Segundo informações constantes no sítio do Instituto Nacional do Câncer
– INCA, uma das instituições mais respeitadas no País no tratamento do câncer, a doença ou Linfoma de
Hodgkin, é uma forma de câncer que se origina nos linfonodos (gânglios) do sistema linfático, um conjunto
composto por órgãos, tecidos que produzem células responsáveis pela imunidade e vasos que conduzem
estas células através do corpo.
A
Doença
de
Hodgkin
surge
quando
um
linfócito
(mais
freqüentemente um linfócito B) se transforma de uma célula normal em uma célula maligna, capaz de
crescer descontroladamente e disseminar-se. A célula maligna começa a produzir, nos linfonodos, cópias
idênticas (também chamadas de clones). Com o passar do tempo, estas células malignas podem se
disseminar para tecidos adjacentes, e, se não tratadas, podem atingir outras partes do corpo.

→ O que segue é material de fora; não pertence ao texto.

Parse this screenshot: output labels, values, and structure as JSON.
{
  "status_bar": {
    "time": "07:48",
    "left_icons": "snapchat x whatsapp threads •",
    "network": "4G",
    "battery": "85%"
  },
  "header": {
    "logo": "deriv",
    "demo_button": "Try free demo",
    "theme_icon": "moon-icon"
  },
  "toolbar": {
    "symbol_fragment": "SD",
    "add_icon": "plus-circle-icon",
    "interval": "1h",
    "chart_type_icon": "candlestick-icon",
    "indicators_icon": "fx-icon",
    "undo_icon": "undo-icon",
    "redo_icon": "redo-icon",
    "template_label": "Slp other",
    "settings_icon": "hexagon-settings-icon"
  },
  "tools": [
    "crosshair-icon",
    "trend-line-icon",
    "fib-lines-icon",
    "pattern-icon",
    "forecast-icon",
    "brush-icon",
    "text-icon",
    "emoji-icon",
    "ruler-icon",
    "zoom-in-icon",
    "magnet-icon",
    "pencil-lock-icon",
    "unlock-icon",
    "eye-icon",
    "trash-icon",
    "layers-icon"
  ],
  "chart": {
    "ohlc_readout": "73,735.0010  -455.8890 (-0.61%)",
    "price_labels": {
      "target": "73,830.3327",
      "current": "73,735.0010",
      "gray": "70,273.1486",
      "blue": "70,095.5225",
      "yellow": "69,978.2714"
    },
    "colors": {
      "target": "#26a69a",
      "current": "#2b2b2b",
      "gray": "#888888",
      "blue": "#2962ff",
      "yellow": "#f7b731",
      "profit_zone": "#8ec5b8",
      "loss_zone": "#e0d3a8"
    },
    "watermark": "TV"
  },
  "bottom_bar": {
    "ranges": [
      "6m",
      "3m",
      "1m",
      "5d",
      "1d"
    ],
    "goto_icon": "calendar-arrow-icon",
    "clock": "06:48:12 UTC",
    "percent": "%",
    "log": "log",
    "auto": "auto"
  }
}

Na Doença
de Hodgkin, os tumores disseminam-se de um grupo de linfonodos para outros grupos de linfonodos através
dos vasos linfáticos.
Existem quatro estágios, correspondendo o estágio I à doença mais
limitada, e o estágio IV, à mais avançada. Também é agregada uma subdivisão destes estágios aos
pacientes com certos sintomas relacionados à doença, chamados sintomas B, tais como febre, sudorese
noturna, perda de peso significativa. Exemplo: se um paciente tem doença avançada (estágios III ou IV), e
tem sintomas B, determina-se o estadiamento como IIIB ou IVB. No caso do Sr. ZILDO DA GAMA,a doença
encontra-se no ESTÁGIO III, COM SINTOMAS B, o que comprova a gravidade do seu estado de saúde e
a premente necessidade de tratamento médico.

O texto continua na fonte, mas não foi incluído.